日常生活に戻ってから気を付けることはありますか?

患者様には手術された膝関節、股関節を大切に使ってくださいと指導しています。
転倒し人工関節の周囲が骨折すると、治療が難渋する場合があるので、まずは、転倒しないよう注意してください。またリハビリを怠り筋肉が弱ると、稀に膝が伸びにくくなったり曲がらなくなってしまったり歩行困難になることもあります。良い状態が維持できるよう、術後3ヶ月はしっかりリハビリを指導します。
退院してからも定期的な受診をしていただきます。術後の合併症(感染症など)を予防するように外来受診時に指導します。例えば糖尿病がある方は悪化しないように血糖値コントロール、食生活の指導をします。糖尿病が増悪すると感染症を併発する可能性が高くなります。退院後、膝や股関節に痛みや違和感、腫脹を感じたら、すぐに診察を受けましょう。
年1~2回の定期的な外来受診を続けてください。一生のお付き合いと考えております。退院後は、特に衝撃の強いスポーツでなければ制限はありませんが、何かスポーツをしようという場合は、主治医と相談してください。

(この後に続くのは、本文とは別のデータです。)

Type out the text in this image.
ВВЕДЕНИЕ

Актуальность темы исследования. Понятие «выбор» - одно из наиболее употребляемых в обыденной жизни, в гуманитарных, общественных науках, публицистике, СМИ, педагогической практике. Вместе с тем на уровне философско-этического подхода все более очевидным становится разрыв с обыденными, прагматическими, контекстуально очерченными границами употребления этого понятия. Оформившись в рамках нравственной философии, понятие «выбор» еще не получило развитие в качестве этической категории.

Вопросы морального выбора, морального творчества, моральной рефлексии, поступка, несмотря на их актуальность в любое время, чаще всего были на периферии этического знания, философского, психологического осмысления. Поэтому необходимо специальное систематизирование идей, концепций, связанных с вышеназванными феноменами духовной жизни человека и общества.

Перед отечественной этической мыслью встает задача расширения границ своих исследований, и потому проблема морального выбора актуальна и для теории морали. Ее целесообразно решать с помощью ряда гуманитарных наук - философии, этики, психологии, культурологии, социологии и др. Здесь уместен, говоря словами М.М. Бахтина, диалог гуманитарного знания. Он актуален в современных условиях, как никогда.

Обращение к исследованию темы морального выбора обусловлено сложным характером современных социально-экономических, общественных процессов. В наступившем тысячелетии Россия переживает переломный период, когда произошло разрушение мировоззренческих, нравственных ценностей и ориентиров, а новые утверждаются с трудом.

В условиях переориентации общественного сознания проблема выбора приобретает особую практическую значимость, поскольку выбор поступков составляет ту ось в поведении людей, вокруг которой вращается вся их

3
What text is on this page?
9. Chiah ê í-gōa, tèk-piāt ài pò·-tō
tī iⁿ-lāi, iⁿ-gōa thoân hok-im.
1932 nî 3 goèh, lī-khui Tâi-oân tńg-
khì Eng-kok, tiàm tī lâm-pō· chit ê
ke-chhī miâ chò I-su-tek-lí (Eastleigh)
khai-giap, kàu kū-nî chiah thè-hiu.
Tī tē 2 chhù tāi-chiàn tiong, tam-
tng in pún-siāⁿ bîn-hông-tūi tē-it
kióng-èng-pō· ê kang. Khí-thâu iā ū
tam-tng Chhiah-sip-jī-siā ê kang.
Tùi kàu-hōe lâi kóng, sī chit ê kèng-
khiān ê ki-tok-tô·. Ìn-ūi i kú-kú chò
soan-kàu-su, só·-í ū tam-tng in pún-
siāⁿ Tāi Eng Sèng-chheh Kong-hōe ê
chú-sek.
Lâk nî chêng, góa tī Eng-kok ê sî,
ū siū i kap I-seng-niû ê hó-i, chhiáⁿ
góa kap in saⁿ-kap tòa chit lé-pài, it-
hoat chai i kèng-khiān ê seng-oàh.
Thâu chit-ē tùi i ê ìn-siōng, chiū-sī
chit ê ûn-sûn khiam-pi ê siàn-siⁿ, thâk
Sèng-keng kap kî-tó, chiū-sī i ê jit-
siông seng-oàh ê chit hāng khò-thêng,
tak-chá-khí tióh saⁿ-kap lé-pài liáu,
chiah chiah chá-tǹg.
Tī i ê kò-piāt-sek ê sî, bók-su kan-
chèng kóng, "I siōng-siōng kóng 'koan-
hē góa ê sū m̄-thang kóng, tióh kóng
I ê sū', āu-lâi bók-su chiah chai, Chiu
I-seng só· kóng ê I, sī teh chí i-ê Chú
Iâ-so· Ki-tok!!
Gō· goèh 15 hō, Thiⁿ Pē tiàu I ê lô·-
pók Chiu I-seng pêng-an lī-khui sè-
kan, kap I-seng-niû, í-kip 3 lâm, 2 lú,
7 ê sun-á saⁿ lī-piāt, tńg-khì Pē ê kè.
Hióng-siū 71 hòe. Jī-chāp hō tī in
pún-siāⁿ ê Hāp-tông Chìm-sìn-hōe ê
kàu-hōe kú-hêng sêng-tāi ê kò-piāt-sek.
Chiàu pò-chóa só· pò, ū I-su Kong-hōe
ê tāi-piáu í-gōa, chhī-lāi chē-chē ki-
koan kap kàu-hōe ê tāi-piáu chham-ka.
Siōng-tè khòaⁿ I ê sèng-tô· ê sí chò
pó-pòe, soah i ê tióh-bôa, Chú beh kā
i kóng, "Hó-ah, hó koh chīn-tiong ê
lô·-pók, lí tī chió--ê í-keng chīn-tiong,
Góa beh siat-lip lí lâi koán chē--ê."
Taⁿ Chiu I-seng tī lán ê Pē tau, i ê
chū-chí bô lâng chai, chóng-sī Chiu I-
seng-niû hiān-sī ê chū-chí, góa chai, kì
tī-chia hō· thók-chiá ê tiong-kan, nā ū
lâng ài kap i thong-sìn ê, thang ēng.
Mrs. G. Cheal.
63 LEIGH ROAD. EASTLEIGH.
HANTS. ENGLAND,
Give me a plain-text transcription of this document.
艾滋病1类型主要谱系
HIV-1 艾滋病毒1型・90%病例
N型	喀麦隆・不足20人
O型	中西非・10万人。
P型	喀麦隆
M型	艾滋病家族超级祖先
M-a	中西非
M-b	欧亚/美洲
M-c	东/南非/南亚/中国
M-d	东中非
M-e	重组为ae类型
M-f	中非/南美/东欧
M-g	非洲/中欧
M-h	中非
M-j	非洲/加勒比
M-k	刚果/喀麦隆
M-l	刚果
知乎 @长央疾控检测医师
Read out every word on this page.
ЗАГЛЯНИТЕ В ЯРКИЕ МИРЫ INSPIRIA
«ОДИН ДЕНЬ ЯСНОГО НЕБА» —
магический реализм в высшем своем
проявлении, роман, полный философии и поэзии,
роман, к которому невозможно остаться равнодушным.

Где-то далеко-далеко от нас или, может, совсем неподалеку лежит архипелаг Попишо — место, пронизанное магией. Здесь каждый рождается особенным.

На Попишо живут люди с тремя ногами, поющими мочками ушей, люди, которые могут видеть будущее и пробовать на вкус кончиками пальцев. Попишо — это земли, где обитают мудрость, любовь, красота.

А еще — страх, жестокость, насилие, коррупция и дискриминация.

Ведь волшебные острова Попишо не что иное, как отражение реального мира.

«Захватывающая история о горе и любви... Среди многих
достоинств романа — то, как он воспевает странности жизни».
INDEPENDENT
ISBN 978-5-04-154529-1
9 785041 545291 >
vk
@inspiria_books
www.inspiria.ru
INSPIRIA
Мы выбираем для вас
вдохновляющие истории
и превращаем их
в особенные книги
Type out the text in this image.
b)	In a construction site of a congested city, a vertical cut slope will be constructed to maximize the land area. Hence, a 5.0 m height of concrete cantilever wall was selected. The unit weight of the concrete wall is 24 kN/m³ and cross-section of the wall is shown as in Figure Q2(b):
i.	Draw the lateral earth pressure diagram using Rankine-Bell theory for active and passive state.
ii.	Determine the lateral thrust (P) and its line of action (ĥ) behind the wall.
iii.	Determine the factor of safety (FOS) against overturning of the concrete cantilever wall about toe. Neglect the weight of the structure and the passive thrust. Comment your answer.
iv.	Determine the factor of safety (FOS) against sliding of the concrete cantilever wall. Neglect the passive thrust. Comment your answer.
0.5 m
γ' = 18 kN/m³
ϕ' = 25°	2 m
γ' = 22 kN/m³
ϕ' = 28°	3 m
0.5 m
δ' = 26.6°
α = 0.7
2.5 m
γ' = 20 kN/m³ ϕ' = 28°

膝や股関節の痛みに悩んでいる方へメッセージをお願いいたします

現代医療において人工関節手術は機能改善が得られます。適切なタイミングで手術を受けることで生活の質が上がります。具体的には痛い膝、股関節で頑張って生活していると痛みのせいで行動制限さらなる筋力低下を引き起こし、関節の可動域も悪くなり、転倒リスクも上昇します。手術は痛みを取り除く効果がありますので筋力の維持がしやすくなります。膝、股関節に関して手術後の可動域も以前より改善しています。また手術が怖いと言われる方が多いのですが、医療技術の進歩は目覚ましいものがあり、麻酔、手術手技の技術向上、使用する器械の機能向上、さらには手術後の疼痛コントロールも格段進歩しています。高齢になればなるほど基礎疾患も増えいろいろな合併症を起こしやすくなります。手術はタイミングがとても大切です。あまりにも変形が進んだり、筋力が落ちてから手術を受けると、手術そのものが難しくなったり、期待しているほどの満足感を得られないことがあります。人工関節の耐用年数は、以前は10~15年と言われていましたが、人工関節の進歩や手術方法が向上し30年以上は持つと言われています。関節の痛みで悩んでいる方は、手術をする、しないに関わらず、整形外科専門医をなるべく早く受診されることをお勧めします。